Effect of depletion of PARP2 on gene expression in 3 month-old pancreas from Ela-myc mice

Pancreatic cancer represents one of the most lethal tumours, characterised by an immunosuppressive microenvironment and a lack of cytotoxic immune cell infiltrates, which confers resistance to immunotherapy. Here, we demonstrate that the deletion of Poly(ADP-ribose)polymerase 2 (PARP2) delays tumour progression in c-Myc-driven and KRas-driven mouse models of pancreatic cancer. Transcriptomic analysis revealed that the absence of PARP2 induces an enrichment of pathways associated with anti-tumor immune responses and genomic instability. Analysis of tumour-infiltrating immune cells within the tumor microenvironment showed that PARP2 deletion leads to an increase in effector CD4 and CD8 T cells as well as natural killer (NK) cells, accompanied by a significant reduction in pro-tumor regulatory T (Treg) cells and M2 macrophages.
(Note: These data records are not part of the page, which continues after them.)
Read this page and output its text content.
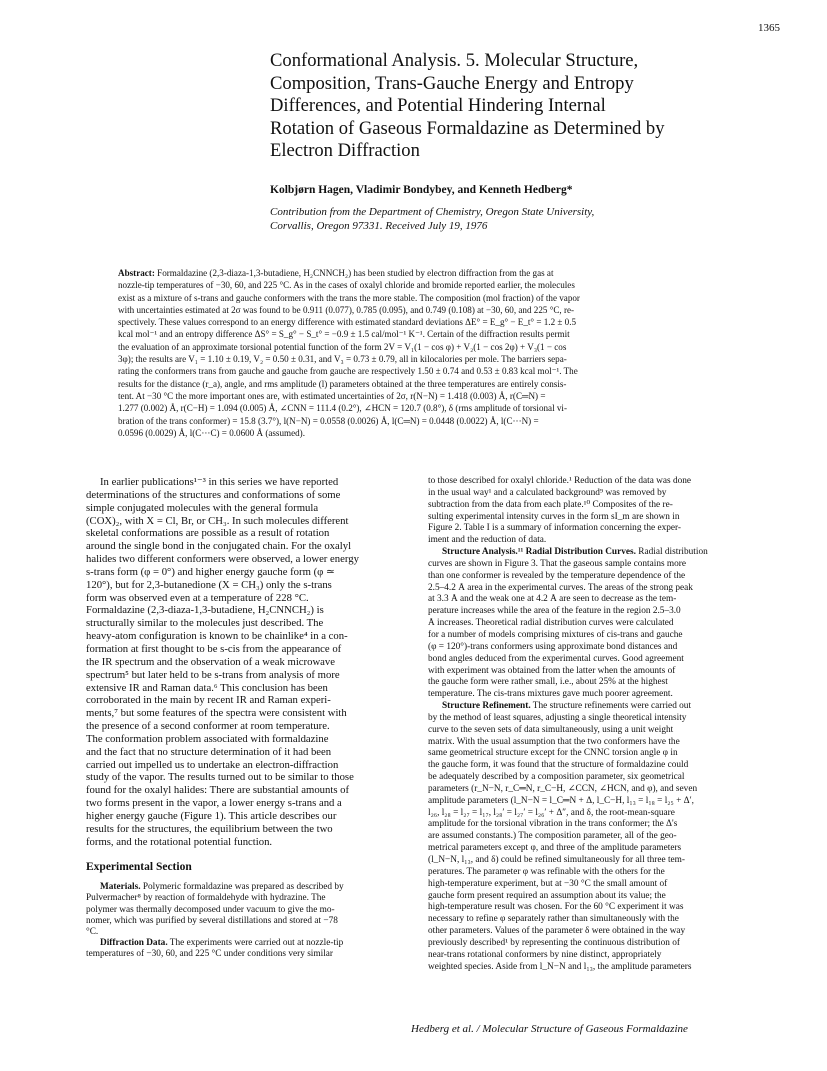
1365
Conformational Analysis. 5. Molecular Structure,
Composition, Trans-Gauche Energy and Entropy
Differences, and Potential Hindering Internal
Rotation of Gaseous Formaldazine as Determined by
Electron Diffraction
Kolbjørn Hagen, Vladimir Bondybey, and Kenneth Hedberg*
Contribution from the Department of Chemistry, Oregon State University,
Corvallis, Oregon 97331. Received July 19, 1976
Abstract: Formaldazine (2,3-diaza-1,3-butadiene, H₂CNNCH₂) has been studied by electron diffraction from the gas at
nozzle-tip temperatures of −30, 60, and 225 °C. As in the cases of oxalyl chloride and bromide reported earlier, the molecules
exist as a mixture of s-trans and gauche conformers with the trans the more stable. The composition (mol fraction) of the vapor
with uncertainties estimated at 2σ was found to be 0.911 (0.077), 0.785 (0.095), and 0.749 (0.108) at −30, 60, and 225 °C, re-
spectively. These values correspond to an energy difference with estimated standard deviations ΔE° = E_g° − E_t° = 1.2 ± 0.5
kcal mol⁻¹ and an entropy difference ΔS° = S_g° − S_t° = −0.9 ± 1.5 cal/mol⁻¹ K⁻¹. Certain of the diffraction results permit
the evaluation of an approximate torsional potential function of the form 2V = V₁(1 − cos φ) + V₂(1 − cos 2φ) + V₃(1 − cos
3φ); the results are V₁ = 1.10 ± 0.19, V₂ = 0.50 ± 0.31, and V₃ = 0.73 ± 0.79, all in kilocalories per mole. The barriers sepa-
rating the conformers trans from gauche and gauche from gauche are respectively 1.50 ± 0.74 and 0.53 ± 0.83 kcal mol⁻¹. The
results for the distance (r_a), angle, and rms amplitude (l) parameters obtained at the three temperatures are entirely consis-
tent. At −30 °C the more important ones are, with estimated uncertainties of 2σ, r(N−N) = 1.418 (0.003) Å, r(C═N) =
1.277 (0.002) Å, r(C−H) = 1.094 (0.005) Å, ∠CNN = 111.4 (0.2°), ∠HCN = 120.7 (0.8°), δ (rms amplitude of torsional vi-
bration of the trans conformer) = 15.8 (3.7°), l(N−N) = 0.0558 (0.0026) Å, l(C═N) = 0.0448 (0.0022) Å, l(C···N) =
0.0596 (0.0029) Å, l(C···C) = 0.0600 Å (assumed).
In earlier publications¹⁻³ in this series we have reported
determinations of the structures and conformations of some
simple conjugated molecules with the general formula
(COX)₂, with X = Cl, Br, or CH₃. In such molecules different
skeletal conformations are possible as a result of rotation
around the single bond in the conjugated chain. For the oxalyl
halides two different conformers were observed, a lower energy
s-trans form (φ = 0°) and higher energy gauche form (φ ≃
120°), but for 2,3-butanedione (X = CH₃) only the s-trans
form was observed even at a temperature of 228 °C.
Formaldazine (2,3-diaza-1,3-butadiene, H₂CNNCH₂) is
structurally similar to the molecules just described. The
heavy-atom configuration is known to be chainlike⁴ in a con-
formation at first thought to be s-cis from the appearance of
the IR spectrum and the observation of a weak microwave
spectrum⁵ but later held to be s-trans from analysis of more
extensive IR and Raman data.⁶ This conclusion has been
corroborated in the main by recent IR and Raman experi-
ments,⁷ but some features of the spectra were consistent with
the presence of a second conformer at room temperature.
The conformation problem associated with formaldazine
and the fact that no structure determination of it had been
carried out impelled us to undertake an electron-diffraction
study of the vapor. The results turned out to be similar to those
found for the oxalyl halides: There are substantial amounts of
two forms present in the vapor, a lower energy s-trans and a
higher energy gauche (Figure 1). This article describes our
results for the structures, the equilibrium between the two
forms, and the rotational potential function.
Experimental Section
Materials. Polymeric formaldazine was prepared as described by
Pulvermacher⁸ by reaction of formaldehyde with hydrazine. The
polymer was thermally decomposed under vacuum to give the mo-
nomer, which was purified by several distillations and stored at −78
°C.
Diffraction Data. The experiments were carried out at nozzle-tip
temperatures of −30, 60, and 225 °C under conditions very similar
to those described for oxalyl chloride.¹ Reduction of the data was done
in the usual way¹ and a calculated background⁹ was removed by
subtraction from the data from each plate.¹⁰ Composites of the re-
sulting experimental intensity curves in the form sI_m are shown in
Figure 2. Table I is a summary of information concerning the exper-
iment and the reduction of data.
Structure Analysis.¹¹ Radial Distribution Curves. Radial distribution
curves are shown in Figure 3. That the gaseous sample contains more
than one conformer is revealed by the temperature dependence of the
2.5–4.2 Å area in the experimental curves. The areas of the strong peak
at 3.3 Å and the weak one at 4.2 Å are seen to decrease as the tem-
perature increases while the area of the feature in the region 2.5–3.0
Å increases. Theoretical radial distribution curves were calculated
for a number of models comprising mixtures of cis-trans and gauche
(φ = 120°)-trans conformers using approximate bond distances and
bond angles deduced from the experimental curves. Good agreement
with experiment was obtained from the latter when the amounts of
the gauche form were rather small, i.e., about 25% at the highest
temperature. The cis-trans mixtures gave much poorer agreement.
Structure Refinement. The structure refinements were carried out
by the method of least squares, adjusting a single theoretical intensity
curve to the seven sets of data simultaneously, using a unit weight
matrix. With the usual assumption that the two conformers have the
same geometrical structure except for the CNNC torsion angle φ in
the gauche form, it was found that the structure of formaldazine could
be adequately described by a composition parameter, six geometrical
parameters (r_N−N, r_C═N, r_C−H, ∠CCN, ∠HCN, and φ), and seven
amplitude parameters (l_N−N = l_C═N + Δ, l_C−H, l₁₃ = l₁₈ = l₂₅ + Δ′,
l₂₆, l₂₈ = l₂₇ = l₁₇, l₂₈′ = l₂₇′ = l₂₆′ + Δ″, and δ, the root-mean-square
amplitude for the torsional vibration in the trans conformer; the Δ's
are assumed constants.) The composition parameter, all of the geo-
metrical parameters except φ, and three of the amplitude parameters
(l_N−N, l₁₃, and δ) could be refined simultaneously for all three tem-
peratures. The parameter φ was refinable with the others for the
high-temperature experiment, but at −30 °C the small amount of
gauche form present required an assumption about its value; the
high-temperature result was chosen. For the 60 °C experiment it was
necessary to refine φ separately rather than simultaneously with the
other parameters. Values of the parameter δ were obtained in the way
previously described¹ by representing the continuous distribution of
near-trans rotational conformers by nine distinct, appropriately
weighted species. Aside from l_N−N and l₁₃, the amplitude parameters
Hedberg et al. / Molecular Structure of Gaseous Formaldazine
Collectively, our data support that selective PARP2 inhibition is a promising therapeutic strategy for pancreatic cancer by boosting anti-tumor immune response, thereby opening new avenues for combating this recalcitrant neoplasia. Overall design: To investigate the role of PARP2 in pancreatic tumor development, we isolated pancreatic tissue from 3-month old Ela-myc wildy type and PARP2 knocked-out animals. We then performed gene expression profiling analysis using data obtained from RNA-seq of 3 different animals of each genotype (WT or PARP2 KO).